Search code examples
pythonpymc3pymc

PyMC3 Normal with variance per column


I am trying to define a pymc3.Normal variable with the following as mu:

import numpy as np
import pymc3 as pm

mx = np.array([[0.25 , 0.5  , 0.75 , 1.   ],    
               [0.25 , 0.333, 0.25 , 0.   ],
               [0.25 , 0.167, 0.   , 0.   ],
               [0.25 , 0.   , 0.   , 0.   ]])
epsilon = pm.Gamma('epsilon', alpha=10, beta=10)
p_ = pm.Normal('p_', mu=mx, shape = mx.shape, sd = epsilon)
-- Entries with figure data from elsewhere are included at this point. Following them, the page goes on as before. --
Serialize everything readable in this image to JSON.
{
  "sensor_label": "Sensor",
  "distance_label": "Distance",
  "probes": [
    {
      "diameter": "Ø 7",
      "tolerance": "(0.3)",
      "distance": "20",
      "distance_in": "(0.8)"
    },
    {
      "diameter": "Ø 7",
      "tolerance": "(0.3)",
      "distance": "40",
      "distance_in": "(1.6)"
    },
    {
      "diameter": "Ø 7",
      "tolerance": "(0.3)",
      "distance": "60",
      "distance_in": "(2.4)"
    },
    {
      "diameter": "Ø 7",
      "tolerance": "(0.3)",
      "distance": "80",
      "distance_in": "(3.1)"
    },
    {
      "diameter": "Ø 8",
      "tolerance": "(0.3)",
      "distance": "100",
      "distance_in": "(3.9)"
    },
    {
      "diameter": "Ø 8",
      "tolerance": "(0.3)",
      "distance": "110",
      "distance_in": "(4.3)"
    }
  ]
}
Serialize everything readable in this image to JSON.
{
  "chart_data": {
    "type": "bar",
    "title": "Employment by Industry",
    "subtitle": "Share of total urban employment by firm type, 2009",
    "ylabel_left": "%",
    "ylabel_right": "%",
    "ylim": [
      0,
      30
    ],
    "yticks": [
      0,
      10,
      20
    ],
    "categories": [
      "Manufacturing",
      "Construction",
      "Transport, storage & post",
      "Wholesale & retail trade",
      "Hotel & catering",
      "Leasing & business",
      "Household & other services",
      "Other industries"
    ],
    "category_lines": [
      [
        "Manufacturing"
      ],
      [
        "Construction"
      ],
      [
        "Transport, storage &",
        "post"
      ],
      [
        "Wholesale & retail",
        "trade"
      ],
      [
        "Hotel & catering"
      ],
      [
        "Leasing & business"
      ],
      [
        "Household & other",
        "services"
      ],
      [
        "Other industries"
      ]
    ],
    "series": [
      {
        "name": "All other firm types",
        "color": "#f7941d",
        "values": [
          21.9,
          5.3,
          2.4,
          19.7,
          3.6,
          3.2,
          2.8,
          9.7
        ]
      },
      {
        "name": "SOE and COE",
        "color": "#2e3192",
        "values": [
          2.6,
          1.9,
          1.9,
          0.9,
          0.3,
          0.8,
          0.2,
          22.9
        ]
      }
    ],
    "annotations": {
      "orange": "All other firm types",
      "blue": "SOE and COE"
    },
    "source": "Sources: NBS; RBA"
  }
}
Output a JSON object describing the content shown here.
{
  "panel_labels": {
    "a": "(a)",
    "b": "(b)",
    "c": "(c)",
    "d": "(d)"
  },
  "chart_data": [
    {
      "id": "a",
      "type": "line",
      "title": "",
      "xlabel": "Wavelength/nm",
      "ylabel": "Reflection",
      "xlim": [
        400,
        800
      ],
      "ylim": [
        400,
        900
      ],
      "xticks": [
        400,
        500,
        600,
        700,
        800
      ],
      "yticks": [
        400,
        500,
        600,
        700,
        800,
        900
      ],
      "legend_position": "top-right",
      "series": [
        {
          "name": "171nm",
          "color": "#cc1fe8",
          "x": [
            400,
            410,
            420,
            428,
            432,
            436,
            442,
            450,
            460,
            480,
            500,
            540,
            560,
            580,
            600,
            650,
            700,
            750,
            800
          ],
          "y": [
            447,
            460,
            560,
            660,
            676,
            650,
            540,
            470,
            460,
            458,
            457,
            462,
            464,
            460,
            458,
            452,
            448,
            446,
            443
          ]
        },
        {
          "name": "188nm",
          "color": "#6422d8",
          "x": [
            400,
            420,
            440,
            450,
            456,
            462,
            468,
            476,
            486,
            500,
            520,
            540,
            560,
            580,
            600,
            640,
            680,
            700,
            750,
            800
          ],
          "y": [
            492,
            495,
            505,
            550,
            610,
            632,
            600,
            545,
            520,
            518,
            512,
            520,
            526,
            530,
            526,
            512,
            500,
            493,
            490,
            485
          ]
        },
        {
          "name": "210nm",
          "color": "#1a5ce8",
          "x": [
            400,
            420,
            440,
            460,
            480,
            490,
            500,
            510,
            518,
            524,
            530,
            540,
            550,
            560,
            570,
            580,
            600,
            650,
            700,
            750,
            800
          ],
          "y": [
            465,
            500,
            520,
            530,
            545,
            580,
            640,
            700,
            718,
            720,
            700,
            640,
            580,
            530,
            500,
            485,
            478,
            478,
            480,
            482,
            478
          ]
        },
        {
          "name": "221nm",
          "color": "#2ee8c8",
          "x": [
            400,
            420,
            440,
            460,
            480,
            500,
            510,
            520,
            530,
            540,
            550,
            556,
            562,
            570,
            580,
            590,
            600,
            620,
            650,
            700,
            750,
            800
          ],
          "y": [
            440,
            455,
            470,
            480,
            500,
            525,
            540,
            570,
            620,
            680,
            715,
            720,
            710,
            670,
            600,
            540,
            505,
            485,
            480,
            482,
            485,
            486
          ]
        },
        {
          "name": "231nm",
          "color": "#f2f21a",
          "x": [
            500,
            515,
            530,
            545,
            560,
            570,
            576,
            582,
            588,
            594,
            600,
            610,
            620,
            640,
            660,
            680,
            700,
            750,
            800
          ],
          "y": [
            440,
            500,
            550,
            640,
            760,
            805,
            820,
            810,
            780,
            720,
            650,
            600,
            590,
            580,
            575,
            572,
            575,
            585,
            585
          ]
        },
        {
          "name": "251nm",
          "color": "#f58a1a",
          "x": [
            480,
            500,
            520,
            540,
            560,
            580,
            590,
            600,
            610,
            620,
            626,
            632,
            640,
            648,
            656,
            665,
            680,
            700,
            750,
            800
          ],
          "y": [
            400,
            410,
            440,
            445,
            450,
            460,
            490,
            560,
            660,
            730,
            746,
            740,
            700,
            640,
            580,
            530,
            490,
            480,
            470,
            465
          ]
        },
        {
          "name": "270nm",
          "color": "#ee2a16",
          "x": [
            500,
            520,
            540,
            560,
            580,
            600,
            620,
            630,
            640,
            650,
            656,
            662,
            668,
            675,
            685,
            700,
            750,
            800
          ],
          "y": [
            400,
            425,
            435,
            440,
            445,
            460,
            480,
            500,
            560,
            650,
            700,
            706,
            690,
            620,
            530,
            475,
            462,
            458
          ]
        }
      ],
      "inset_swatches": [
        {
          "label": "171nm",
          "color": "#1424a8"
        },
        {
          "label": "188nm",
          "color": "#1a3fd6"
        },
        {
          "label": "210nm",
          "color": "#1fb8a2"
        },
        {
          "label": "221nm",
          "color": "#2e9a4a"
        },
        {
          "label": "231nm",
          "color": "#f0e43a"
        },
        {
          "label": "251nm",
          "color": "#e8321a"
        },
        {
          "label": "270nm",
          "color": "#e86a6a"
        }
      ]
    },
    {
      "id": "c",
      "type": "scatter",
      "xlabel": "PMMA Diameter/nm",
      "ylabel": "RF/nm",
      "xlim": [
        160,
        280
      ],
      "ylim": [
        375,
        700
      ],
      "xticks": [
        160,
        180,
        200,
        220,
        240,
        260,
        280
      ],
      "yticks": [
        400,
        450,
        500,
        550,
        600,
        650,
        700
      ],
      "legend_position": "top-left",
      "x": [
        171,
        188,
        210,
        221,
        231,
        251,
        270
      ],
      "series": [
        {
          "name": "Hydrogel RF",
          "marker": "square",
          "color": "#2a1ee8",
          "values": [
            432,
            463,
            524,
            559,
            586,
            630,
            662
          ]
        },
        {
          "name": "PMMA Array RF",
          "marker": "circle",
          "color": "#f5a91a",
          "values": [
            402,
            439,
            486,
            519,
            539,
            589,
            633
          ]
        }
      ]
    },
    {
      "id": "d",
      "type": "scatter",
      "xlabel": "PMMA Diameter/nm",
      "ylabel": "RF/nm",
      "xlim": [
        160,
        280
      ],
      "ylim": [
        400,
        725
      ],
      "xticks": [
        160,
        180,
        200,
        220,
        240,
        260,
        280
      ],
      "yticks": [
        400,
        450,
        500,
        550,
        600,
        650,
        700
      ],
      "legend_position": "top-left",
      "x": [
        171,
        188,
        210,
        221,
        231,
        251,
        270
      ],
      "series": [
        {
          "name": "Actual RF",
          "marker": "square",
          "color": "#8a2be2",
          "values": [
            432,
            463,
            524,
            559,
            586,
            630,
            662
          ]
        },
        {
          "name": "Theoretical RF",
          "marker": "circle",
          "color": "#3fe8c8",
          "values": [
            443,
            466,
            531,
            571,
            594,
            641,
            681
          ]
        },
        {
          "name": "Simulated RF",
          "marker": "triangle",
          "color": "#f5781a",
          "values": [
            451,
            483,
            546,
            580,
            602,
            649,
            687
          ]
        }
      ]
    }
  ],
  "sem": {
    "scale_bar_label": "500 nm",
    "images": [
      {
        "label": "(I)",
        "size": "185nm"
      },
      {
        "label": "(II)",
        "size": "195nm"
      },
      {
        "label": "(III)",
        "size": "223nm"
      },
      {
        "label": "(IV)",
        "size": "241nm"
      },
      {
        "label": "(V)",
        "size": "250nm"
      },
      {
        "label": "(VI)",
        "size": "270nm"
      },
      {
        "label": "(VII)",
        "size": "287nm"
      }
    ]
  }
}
The problem is that all random variables in p_ get the same std (epsilon). I would like the first row to use epsilon1, the second row epsilon2 etc.

How Can I do that?


Solution

  • One can pass an argument for the shape parameter to achieve this. To demonstrate this, let's make some fake data to pass as observed, where we use fixed values for epsilon that we can compare against the inferred ones.

    Example Model

    import numpy as np
    import pymc3 as pm
    import arviz as az
    
    # priors
    mu = np.array([[0.25 , 0.5  , 0.75 , 1.   ],    
                   [0.25 , 0.333, 0.25 , 0.   ],
                   [0.25 , 0.167, 0.   , 0.   ],
                   [0.25 , 0.   , 0.   , 0.   ]])
    alpha, beta = 10, 10
    
    # fake data
    np.random.seed(2019)
    
    # row vector will use a different sd for each column
    sd = np.random.gamma(alpha, 1.0/beta, size=(1,4))
    
    # generate 100 fake observations of the (4,4) random variables
    Y = np.random.normal(loc=mu, scale=sd, size=(100,4,4))
    
    # true column sd's
    print(sd)
    # [[0.90055471 1.24522079 0.85846659 1.19588367]]
    
    # mean sd's per column
    print(np.mean(np.std(Y, 0), 0))
    # [0.92028042 1.24437592 0.83383181 1.22717313]
    
    # model
    with pm.Model() as model:
        # use a (1,4) matrix to pool variance by columns
        epsilon = pm.Gamma('epsilon', alpha=10, beta=10, shape=(1, mu.shape[1]))
    
        p_ = pm.Normal('p_', mu=mu, sd=epsilon, shape=mu.shape, observed=Y)
    
        trace = pm.sample(random_seed=2019)
    

    This samples well, and gives the following summary

    enter image description here

    which clearly bound the true values of the standard deviations within the HPDs.